Question

How many 3-digit multiples of 3, that do not end in 4, can be formed using the digits 1, 2, 2, 4, 5, and 6?

Answer 1

To find the 3-digit multiples of 3 from the given digits not ending in 4, you must create combinations where the sum of digits is divisible by 3. Exclude repetitions due to two 2s and avoid ending the number with 4.

Step-by-step explanation:

The question asks us to determine the number of 3-digit multiples of 3 that can be formed using the digits 1, 2, 2, 4, 5, and 6, excluding those that end in 4. To form a multiple of 3, the sum of the digits must be divisible by 3. Since the list of digits includes two 2s, permutations that include both 2s must be counted only once.

First, let's identify the possible 3-digit combinations that are multiples of 3. For a combination to be divisible by 3, the sum of its digits must be a multiple of 3. Our available digits are 1, 2, 2, 4, 5, and 6. We can ignore the 4 for the final digit since we do not want the number to end with 4.

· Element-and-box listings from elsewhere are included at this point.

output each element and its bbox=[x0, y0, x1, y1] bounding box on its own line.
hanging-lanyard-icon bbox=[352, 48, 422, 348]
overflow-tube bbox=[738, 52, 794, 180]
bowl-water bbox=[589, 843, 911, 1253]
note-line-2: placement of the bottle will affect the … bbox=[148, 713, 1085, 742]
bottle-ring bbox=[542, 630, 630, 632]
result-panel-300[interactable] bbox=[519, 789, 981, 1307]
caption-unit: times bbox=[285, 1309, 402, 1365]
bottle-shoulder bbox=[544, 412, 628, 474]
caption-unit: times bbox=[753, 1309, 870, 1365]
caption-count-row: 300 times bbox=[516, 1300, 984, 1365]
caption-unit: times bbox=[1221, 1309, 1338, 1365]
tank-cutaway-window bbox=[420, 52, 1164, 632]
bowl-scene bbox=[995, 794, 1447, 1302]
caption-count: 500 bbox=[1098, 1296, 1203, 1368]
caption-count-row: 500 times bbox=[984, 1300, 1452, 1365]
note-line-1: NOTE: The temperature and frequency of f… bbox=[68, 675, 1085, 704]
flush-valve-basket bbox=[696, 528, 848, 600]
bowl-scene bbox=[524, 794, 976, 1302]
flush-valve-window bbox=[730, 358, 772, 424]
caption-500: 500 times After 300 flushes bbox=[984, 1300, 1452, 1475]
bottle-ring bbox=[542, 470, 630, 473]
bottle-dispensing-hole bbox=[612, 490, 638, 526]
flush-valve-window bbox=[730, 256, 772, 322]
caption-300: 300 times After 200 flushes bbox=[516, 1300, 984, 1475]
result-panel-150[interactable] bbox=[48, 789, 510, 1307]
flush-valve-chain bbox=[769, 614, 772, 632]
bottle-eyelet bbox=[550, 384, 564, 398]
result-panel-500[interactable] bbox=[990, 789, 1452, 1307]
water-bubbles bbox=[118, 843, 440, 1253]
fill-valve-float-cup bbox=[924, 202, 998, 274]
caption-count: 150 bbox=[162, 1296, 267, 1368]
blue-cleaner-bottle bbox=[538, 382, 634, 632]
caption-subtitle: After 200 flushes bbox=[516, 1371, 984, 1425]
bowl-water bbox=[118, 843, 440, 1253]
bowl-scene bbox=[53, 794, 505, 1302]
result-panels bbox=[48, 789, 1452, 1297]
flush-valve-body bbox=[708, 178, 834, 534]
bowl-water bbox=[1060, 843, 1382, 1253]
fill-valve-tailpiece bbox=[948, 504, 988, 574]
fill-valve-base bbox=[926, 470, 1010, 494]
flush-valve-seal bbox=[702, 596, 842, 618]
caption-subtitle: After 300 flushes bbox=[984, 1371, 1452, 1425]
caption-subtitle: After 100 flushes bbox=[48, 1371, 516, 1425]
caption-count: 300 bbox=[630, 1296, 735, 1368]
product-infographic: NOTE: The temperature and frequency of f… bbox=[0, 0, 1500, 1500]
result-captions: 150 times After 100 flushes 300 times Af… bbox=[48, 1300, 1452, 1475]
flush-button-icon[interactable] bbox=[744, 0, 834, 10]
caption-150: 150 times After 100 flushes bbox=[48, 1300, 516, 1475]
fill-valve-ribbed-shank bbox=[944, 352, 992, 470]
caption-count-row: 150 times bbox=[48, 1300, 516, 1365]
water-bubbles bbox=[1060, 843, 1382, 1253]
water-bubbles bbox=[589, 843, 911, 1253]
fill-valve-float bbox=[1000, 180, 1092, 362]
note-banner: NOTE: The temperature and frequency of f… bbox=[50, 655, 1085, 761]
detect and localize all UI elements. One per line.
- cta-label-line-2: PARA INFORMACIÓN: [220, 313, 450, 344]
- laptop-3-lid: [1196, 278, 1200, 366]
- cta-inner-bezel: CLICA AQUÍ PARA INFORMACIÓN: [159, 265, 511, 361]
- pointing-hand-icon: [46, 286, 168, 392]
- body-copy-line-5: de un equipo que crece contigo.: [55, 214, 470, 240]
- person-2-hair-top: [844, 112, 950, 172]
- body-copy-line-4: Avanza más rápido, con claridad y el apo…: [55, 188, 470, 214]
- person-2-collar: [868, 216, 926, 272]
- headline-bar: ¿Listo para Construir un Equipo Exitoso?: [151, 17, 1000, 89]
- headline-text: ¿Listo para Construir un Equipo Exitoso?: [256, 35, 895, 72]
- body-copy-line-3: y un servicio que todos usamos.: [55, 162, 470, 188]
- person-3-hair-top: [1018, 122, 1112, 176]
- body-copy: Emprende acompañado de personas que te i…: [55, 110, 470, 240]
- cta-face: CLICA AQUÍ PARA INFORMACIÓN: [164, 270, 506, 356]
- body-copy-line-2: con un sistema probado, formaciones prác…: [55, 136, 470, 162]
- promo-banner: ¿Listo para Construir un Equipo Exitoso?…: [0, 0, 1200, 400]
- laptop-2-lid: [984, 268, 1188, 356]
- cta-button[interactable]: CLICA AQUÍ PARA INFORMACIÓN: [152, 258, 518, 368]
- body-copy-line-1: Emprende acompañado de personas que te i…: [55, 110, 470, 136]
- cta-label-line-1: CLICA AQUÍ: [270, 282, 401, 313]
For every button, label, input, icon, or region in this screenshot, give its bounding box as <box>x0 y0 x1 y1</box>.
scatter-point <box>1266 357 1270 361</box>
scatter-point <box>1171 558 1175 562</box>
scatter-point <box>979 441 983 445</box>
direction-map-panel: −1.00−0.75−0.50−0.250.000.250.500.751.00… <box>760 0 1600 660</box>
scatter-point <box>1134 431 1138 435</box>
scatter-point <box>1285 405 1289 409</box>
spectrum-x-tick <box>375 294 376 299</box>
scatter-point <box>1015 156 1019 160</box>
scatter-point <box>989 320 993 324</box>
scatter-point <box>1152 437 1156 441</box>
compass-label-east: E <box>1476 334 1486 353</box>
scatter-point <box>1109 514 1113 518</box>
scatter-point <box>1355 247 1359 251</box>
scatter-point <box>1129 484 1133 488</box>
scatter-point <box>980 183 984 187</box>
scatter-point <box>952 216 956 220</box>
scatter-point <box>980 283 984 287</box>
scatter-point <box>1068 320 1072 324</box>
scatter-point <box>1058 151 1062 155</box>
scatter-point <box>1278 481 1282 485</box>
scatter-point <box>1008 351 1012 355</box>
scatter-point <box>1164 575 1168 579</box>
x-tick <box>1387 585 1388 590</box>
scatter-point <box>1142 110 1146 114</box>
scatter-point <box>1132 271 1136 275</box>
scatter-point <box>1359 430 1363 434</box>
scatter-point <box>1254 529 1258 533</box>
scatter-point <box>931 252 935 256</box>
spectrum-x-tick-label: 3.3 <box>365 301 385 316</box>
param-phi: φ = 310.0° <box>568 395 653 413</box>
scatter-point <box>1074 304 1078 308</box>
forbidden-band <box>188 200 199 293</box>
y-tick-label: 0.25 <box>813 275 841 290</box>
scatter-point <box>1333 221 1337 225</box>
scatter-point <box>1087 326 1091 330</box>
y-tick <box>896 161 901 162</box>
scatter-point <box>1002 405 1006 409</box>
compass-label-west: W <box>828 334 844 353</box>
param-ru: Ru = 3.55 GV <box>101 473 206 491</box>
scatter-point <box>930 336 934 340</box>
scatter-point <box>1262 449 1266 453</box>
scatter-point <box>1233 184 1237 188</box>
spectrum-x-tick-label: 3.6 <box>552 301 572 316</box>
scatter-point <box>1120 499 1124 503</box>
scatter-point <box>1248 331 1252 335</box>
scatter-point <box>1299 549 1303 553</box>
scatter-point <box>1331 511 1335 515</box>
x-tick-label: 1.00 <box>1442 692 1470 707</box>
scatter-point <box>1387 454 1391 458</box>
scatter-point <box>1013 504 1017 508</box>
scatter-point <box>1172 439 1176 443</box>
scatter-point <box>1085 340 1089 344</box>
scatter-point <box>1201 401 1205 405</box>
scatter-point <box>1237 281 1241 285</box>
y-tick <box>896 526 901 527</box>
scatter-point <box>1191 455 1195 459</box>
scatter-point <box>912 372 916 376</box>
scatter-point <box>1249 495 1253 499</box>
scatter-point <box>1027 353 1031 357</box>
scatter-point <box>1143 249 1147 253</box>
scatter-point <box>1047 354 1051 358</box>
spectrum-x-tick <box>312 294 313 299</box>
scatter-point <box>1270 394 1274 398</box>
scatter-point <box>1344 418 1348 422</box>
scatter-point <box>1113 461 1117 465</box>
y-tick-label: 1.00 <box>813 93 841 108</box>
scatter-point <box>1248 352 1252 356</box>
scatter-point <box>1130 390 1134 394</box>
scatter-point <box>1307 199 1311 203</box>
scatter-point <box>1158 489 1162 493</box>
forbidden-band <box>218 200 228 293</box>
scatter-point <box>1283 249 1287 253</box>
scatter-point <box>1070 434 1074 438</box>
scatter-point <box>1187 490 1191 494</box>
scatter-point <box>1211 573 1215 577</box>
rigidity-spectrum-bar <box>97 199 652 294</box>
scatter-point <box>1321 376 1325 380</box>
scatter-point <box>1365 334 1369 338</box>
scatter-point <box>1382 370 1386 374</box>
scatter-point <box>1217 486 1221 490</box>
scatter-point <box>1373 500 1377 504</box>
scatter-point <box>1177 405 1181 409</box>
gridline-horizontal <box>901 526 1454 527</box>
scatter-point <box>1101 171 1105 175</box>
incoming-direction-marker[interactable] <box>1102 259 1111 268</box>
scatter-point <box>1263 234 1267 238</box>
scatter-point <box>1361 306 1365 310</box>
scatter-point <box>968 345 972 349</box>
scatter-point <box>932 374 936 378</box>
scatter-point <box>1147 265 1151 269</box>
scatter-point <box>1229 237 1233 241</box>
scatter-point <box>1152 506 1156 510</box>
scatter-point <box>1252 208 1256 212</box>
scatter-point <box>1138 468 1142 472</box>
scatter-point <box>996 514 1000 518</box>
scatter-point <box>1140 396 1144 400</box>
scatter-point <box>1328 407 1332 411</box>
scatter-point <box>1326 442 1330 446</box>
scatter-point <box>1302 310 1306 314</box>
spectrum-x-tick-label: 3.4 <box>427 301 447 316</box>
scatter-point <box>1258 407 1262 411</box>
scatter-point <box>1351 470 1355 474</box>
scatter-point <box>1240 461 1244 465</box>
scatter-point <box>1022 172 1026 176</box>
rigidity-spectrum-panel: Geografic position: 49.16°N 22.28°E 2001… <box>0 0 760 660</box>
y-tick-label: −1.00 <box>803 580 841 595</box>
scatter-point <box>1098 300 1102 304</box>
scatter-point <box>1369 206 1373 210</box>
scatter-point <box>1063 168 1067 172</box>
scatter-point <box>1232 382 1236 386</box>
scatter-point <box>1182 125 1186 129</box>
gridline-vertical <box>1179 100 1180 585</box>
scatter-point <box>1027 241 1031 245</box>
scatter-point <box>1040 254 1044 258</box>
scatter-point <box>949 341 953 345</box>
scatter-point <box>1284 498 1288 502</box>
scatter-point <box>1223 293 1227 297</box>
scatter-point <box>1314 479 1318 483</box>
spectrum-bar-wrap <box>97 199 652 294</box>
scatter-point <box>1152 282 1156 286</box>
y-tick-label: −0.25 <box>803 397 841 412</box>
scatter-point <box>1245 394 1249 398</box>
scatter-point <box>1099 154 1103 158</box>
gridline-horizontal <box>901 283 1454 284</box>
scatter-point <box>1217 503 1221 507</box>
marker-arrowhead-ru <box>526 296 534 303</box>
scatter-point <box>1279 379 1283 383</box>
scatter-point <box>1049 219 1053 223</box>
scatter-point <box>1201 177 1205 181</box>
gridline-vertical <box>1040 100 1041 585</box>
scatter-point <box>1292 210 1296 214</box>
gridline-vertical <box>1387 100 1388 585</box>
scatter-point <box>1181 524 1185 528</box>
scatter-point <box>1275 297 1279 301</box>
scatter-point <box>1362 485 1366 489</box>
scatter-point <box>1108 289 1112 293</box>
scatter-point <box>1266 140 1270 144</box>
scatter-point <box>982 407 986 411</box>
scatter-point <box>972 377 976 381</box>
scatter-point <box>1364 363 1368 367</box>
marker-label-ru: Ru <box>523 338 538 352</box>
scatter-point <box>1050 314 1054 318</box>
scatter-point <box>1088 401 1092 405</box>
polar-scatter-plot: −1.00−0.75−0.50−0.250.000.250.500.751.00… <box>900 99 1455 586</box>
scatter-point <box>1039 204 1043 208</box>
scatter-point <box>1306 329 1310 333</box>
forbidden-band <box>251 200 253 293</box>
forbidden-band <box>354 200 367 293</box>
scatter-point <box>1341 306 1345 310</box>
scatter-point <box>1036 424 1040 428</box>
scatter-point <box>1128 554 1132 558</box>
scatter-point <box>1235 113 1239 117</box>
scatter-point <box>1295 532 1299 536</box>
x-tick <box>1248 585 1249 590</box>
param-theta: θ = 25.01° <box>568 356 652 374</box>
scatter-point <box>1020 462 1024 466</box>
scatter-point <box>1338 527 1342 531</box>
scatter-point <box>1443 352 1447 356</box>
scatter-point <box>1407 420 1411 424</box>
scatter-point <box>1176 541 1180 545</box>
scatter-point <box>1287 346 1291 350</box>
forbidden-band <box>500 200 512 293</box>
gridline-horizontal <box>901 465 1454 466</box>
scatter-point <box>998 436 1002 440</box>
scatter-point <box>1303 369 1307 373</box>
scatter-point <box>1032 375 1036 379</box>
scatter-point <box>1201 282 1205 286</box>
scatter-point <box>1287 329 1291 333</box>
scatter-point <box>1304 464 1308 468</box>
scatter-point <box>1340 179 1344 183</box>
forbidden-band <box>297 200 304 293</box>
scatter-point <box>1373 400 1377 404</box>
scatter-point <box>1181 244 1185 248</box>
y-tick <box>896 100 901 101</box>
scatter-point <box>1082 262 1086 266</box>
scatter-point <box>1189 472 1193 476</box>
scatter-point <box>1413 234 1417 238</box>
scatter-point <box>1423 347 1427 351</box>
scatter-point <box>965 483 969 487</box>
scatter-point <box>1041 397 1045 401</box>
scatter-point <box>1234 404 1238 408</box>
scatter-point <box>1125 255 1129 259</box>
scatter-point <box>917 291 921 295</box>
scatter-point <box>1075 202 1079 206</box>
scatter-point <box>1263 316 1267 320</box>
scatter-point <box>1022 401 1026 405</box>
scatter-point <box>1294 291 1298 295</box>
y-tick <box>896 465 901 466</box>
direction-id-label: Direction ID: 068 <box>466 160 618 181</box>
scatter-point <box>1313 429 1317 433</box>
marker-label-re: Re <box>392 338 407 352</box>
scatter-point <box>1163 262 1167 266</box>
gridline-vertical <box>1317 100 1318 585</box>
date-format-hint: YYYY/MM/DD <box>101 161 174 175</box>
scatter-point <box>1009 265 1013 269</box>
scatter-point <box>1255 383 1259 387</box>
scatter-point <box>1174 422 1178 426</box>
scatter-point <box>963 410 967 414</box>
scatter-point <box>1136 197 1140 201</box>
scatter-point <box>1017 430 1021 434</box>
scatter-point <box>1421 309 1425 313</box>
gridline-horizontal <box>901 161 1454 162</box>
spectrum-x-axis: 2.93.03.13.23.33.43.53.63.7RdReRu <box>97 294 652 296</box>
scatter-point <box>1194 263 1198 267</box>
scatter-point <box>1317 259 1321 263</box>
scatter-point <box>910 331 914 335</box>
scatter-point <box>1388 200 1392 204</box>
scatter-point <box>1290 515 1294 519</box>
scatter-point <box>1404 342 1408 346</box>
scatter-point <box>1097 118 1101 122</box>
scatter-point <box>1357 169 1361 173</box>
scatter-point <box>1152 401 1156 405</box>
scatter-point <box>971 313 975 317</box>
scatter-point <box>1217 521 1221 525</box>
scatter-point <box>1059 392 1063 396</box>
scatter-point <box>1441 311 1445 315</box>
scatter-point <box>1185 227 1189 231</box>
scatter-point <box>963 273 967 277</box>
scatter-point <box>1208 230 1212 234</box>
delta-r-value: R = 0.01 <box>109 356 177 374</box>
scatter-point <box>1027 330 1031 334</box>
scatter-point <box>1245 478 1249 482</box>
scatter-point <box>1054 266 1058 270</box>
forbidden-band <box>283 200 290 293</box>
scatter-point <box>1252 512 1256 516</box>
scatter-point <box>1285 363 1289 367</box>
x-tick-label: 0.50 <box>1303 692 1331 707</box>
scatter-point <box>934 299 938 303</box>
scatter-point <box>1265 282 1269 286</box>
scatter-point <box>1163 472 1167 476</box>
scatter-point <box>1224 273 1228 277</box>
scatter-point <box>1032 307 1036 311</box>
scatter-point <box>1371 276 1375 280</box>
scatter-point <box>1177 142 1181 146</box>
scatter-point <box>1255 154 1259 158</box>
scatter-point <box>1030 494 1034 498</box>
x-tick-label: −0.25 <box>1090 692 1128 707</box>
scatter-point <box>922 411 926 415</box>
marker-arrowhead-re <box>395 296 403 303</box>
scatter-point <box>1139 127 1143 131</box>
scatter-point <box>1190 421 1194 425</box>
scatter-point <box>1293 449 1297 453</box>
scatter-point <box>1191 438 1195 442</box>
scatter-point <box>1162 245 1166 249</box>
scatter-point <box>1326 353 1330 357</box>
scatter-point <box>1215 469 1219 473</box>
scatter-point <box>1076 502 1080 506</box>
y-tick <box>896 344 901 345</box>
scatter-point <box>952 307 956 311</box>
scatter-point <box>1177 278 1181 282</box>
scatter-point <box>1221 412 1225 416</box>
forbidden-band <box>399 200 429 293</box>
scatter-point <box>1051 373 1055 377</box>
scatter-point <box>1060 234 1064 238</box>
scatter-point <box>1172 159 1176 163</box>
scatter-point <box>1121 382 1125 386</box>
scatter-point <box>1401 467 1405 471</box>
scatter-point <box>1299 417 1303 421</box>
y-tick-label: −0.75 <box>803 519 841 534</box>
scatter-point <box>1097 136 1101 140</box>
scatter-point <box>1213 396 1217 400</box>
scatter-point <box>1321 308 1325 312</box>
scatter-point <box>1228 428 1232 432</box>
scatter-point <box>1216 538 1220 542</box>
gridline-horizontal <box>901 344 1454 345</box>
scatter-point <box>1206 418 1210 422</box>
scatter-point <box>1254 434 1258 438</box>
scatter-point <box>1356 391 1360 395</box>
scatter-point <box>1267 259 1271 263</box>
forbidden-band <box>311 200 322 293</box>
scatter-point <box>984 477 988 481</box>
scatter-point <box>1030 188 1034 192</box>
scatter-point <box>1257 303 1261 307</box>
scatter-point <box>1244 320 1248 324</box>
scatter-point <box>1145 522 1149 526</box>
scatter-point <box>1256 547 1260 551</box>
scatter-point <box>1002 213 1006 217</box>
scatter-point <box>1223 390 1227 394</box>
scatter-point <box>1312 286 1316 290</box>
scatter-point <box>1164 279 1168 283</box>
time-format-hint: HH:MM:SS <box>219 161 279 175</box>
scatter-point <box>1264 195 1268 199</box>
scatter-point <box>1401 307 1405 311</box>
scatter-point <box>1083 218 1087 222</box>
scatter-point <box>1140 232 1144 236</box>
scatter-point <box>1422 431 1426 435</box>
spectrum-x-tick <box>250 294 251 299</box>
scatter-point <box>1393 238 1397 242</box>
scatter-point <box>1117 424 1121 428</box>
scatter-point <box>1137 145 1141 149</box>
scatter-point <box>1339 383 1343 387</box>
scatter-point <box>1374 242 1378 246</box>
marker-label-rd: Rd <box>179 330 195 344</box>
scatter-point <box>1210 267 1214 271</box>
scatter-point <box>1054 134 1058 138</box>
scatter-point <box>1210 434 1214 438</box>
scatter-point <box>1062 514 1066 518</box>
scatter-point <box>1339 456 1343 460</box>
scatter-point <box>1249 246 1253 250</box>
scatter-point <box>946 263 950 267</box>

There are several combinations that meet the criteria. For example, using the digits 1, 2, and 5, we get the number 125, which is a multiple of 3. Similarly, 156 (1 + 5 + 6 = 12, which is divisible by 3) also works. We proceed by using such combinations and accounting for repetitions due to the two 2s. Finally, we'll count each valid combination, making sure that we do not include numbers ending with 4.

In conclusion, by listing the acceptable combinations, checking for divisibility by 3, and remembering to exclude numbers ending with 4, we will be able to find the total count of valid 3-digit numbers.

Answer 2

There are a total of 8 three-digit multiples of 3 that can be formed using the digits 1, 2, 2, 4, 5, and 6, and do not end in 4.

Step-by-step explanation:

To find the number of 3-digit multiples of 3, we need to consider the properties of a multiple of 3. A number is a multiple of 3 if the sum of its digits is also a multiple of 3. Therefore, we need to find the combinations of the given digits that have a sum that is divisible by 3.

First, we need to consider the digits 1, 2, 4, and 5. These digits add up to 12, which is divisible by 3. Therefore, any combination of these digits will give us a multiple of 3. However, since we need 3-digit multiples, we cannot use a single digit twice in a number. So, we need to consider the combinations of two digits.

There are 4 combinations of two digits that can be formed using the given digits - 12, 14, 15, and 25. These combinations add up to 27, 27, 27, and 33, respectively, which are all divisible by 3. Therefore, we can use each of these combinations twice to form 3-digit multiples of 3.

Now, we need to consider the digit 6. Since 12, 14, 15, and 25 have already been used, we cannot use 6 with any of these combinations. However, 6 can be used with the remaining digits 1, 2, and 4 to form 6 possible combinations - 16, 26, 46, 12, 42, and 24. These combinations add up to 22, 28, 52, 15, 57, and 60, respectively, which are all divisible by 3.

Hence, there are a total of 8 possible combinations that can be used to form 3-digit multiples of 3 using the given digits. These are 112, 122, 144, 155, 225, 246, 426, and 462. However, we need to exclude the numbers that end in 4, which are 144 and 246. Therefore, the final answer is 8 three-digit multiples of 3 that do not end in 4.